# Perry Ga help please



## hunter eric (Jul 24, 2011)

My aunt who lives here in north Georgia was willed a 160 acre tract of land in Perry Ga from her mother who passed away. Her mother lived there in Perry. The land is mostly planted pines which were last cut 7 years ago. There are logging roads through the property. I have seen a airiel pic of the land. It appears that there is aprox 3 acres that are open and could be planted. There was a group of Florida hunters who had hunted the land for the past 12 years but they are not leasing it anymore. They told my aunt that the drive / cost of gas had gotten to high and that they would not be leasing anymore. My aunt thinks that there are built stands still on the property. She has asked me if I would like to lease it. I really do not know about the area at all.

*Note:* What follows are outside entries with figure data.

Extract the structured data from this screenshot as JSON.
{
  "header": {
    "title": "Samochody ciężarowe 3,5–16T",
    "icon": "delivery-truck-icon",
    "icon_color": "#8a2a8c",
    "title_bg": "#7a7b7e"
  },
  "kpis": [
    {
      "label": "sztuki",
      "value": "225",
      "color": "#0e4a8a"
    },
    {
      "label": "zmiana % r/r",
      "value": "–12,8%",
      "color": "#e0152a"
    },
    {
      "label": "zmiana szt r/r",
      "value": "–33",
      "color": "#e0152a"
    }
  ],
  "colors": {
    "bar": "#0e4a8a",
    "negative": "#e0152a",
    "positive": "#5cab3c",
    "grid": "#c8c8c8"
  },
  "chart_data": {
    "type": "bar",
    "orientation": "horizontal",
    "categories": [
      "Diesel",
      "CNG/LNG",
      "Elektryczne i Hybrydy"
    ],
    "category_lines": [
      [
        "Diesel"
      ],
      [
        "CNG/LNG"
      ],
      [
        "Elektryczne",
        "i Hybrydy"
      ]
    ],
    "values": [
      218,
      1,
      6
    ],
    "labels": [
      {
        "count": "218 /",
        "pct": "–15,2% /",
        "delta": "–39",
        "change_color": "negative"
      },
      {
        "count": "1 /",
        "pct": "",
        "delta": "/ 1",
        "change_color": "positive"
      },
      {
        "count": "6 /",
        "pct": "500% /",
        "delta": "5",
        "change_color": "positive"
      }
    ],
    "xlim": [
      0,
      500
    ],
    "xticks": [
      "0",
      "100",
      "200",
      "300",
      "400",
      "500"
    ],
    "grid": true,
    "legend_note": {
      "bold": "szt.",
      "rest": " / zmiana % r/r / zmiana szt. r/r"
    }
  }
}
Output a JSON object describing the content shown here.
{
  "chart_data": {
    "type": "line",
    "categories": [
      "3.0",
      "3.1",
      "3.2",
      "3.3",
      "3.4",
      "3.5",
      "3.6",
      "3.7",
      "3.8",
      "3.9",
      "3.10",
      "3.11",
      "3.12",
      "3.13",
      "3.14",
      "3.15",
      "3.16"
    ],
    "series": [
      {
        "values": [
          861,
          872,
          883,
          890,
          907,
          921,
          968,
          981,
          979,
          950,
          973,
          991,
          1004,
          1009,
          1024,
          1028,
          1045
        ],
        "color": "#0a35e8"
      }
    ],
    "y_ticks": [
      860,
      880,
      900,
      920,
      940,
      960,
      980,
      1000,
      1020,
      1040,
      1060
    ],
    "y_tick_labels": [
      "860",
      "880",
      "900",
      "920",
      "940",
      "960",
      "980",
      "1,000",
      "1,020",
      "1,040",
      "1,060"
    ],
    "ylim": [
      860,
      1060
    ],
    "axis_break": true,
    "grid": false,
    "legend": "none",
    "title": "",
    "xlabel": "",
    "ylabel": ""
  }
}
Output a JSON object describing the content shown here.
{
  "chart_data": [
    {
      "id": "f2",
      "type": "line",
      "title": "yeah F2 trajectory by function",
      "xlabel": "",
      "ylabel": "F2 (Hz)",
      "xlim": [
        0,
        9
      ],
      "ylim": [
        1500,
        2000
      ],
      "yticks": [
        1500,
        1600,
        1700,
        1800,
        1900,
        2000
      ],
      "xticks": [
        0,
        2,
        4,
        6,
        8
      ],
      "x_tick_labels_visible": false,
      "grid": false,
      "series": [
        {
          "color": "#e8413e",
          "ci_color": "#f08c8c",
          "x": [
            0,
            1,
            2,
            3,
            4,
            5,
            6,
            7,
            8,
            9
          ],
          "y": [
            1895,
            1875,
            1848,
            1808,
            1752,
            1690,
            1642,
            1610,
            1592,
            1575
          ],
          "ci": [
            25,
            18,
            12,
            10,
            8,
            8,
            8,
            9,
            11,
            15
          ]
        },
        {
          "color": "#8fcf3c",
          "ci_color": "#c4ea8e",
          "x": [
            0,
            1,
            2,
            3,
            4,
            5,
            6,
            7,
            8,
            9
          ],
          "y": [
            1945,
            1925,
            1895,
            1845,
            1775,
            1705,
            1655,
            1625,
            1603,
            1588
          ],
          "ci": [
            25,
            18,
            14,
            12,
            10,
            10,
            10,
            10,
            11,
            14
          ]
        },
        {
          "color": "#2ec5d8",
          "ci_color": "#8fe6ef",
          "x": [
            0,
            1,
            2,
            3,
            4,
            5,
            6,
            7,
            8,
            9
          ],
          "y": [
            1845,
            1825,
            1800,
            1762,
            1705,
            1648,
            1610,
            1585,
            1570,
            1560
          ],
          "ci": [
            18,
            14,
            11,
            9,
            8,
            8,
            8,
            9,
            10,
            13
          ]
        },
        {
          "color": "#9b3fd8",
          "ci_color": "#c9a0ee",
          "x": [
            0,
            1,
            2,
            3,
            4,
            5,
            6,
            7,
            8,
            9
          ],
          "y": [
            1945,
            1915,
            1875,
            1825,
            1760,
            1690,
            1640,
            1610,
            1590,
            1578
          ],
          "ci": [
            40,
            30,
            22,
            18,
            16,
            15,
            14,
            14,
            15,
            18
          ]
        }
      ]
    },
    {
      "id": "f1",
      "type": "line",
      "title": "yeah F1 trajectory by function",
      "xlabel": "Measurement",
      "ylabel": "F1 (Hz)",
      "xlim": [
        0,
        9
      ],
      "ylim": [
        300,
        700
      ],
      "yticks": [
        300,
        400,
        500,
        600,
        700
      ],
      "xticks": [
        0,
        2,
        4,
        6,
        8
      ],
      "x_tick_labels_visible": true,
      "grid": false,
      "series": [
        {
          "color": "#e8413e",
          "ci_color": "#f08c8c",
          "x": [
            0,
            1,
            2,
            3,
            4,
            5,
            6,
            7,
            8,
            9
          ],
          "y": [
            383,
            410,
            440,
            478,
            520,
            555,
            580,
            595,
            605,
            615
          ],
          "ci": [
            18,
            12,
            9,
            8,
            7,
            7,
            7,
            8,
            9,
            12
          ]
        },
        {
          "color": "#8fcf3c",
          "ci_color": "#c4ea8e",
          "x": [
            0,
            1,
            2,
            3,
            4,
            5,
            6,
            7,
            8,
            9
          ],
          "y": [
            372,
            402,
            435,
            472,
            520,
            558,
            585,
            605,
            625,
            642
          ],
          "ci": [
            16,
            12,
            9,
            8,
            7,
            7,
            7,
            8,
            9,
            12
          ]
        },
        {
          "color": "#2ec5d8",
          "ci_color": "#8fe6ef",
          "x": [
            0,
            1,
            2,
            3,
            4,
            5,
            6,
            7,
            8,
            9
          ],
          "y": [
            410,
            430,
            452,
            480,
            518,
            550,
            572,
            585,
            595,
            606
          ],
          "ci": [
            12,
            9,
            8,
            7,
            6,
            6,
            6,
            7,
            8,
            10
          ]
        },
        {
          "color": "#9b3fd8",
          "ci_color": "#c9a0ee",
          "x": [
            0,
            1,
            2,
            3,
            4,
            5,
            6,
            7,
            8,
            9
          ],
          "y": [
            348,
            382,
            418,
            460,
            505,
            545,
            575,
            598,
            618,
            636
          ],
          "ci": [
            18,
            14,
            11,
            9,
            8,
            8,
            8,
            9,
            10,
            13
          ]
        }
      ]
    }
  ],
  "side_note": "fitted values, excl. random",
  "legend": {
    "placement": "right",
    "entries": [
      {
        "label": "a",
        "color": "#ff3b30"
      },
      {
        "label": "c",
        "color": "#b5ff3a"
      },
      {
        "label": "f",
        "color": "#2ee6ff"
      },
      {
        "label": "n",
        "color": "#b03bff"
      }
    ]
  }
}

All that I (think) that I know is that it is below Macon, close to Butts county. Does anyone know anything about Perry Ga? How is the deer hunting?? What does land there usuallylease for??


----------



## CAL (Jul 24, 2011)

Ask her how much rent she has to have?A good place to start to me.deer are quite plentiful all over the state.To me the 12 year leasers sounds sorta fishie to me.Better go check it out first for yourself.Knowing she is by herself and in north Georgia,they might be leasing the adjoining property and hunting hers for free.Just saying!


----------